Word of our presence must have spread throughout the village while we were gone. As we walked through the streets people came out on their porches to watch as we passed. A few waved and had Lilyana introduce us to them. One man, named Georgi, told us it was nice to see young people in the village even if it was only for a day. "There is no one here to carry on for us," he said.

Back at Lilyana's home, the grandmother was shooing two chickens out of the house. "I forgot to close the door," she said. "I'm too old to remember everything."

We helped Lilyana prepare lunch. I washed tomatoes, grapes, squash, and cucumber while Lilyana cut it. My companion made several trips to the well in the back yard to retrieve buckets of water.

The meal was delicious. Shopska salata (tomato and cucumber salad topped with feta cheese), pickeled cabbage, boiled squash, and grapes. Lilyana informed us that everything that we ate, with the exception of the cheese, was from their garden. The cheese was one of the few commodities they had to purchase.

I felt bad about eating. I knew that once winter arrived they would most likely survive off what they could preserve from the garden and fruit trees. However to refuse to eat or not to eat much would be a great insult to Lilyana so I ate every time she offered more food.

After we cleaned up lunch we sat in the shade and talked. We read from the scriptures and shared the message we had prepared. Then we played with Ivan and his dog out on the dusty roads and down by the river while Lilyana put her mother down for a nap.

And then it ended, as all things must. The alarm on my watch beeped and it was time to head back. The bus was scheduled to arrive in twenty minutes. We said our goodbyes to Lilyana and Ivan.

"Will you be back soon?" Lilyana asked.

"Someone will come in a month or two," I said.

"But will it be you and your companion?" she said.

"I don't know. But if I am asked to come, I will come again."

Lilyana and Ivan waved goodbye until we reached the crest of the hill. We waved and I took one last look at the village. Ivan's dog was running through the tobacco fields. The man in the donkey cart was heading back to the village, the cart full of tobacco leaves. Then we started our decent and the village disappeared from view.

As we walked the dusty road to the bus stop, my mind rolled over the events of the day and those we had met. I hoped to have another chance to see Lilyana and Ivan again.

The opportunity never came. Soon after I was transferred to another part of the country and in my final months, never made my way back to Tsarovo.

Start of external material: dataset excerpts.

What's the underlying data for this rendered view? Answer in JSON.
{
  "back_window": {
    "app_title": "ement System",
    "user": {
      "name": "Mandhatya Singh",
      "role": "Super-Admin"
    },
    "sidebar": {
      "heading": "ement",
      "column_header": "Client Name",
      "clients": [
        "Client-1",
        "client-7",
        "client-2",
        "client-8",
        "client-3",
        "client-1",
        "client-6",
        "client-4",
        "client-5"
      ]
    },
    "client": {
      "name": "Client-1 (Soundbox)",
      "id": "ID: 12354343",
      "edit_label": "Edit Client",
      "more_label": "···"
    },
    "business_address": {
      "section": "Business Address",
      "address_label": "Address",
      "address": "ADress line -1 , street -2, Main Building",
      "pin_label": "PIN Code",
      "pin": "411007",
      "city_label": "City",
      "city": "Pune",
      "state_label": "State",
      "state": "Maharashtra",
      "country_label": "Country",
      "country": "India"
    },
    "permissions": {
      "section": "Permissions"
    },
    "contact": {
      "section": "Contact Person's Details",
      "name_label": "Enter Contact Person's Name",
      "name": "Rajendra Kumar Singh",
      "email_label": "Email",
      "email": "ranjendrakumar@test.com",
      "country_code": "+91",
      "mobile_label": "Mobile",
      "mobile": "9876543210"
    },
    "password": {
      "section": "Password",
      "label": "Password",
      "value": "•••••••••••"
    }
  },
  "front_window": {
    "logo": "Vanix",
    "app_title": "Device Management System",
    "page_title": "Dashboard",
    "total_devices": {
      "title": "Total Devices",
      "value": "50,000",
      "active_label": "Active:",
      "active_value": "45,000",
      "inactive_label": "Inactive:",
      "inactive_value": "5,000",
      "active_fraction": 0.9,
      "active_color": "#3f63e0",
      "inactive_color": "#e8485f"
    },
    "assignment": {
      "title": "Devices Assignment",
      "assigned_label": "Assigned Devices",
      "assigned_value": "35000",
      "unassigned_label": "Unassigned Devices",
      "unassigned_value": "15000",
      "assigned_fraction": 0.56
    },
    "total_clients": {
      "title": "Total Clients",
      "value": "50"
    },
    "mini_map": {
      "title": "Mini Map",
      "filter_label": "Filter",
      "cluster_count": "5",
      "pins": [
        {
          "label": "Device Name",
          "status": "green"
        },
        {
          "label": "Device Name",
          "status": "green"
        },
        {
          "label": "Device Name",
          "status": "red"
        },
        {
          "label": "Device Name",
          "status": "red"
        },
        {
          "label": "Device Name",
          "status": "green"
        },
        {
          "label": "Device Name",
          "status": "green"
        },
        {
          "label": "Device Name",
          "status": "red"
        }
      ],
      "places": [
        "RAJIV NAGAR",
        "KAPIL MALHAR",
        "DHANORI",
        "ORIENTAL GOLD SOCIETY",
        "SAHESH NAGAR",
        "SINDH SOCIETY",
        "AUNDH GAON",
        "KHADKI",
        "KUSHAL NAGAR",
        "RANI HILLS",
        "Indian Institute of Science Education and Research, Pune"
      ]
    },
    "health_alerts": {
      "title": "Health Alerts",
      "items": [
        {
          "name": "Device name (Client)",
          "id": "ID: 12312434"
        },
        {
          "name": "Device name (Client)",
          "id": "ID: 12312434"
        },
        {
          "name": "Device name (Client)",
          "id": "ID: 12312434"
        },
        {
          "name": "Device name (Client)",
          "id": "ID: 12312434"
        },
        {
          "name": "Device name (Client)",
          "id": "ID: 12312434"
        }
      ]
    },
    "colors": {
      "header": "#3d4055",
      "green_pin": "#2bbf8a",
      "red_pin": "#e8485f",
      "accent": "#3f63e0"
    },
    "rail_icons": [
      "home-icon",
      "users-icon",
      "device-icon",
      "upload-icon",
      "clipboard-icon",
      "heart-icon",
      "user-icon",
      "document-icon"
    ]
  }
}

It's been eight years since I returned to the states. And though I have memories and friendships that will last a lifetime, my thoughts always return to that small village at the feet of the Rhodope mountains. I wonder how many of the residents have passed on. And I wonder about Lilyana and Ivan and if they are still live there or if the town has become nothing but empty homes surrounded by fields of tobacco.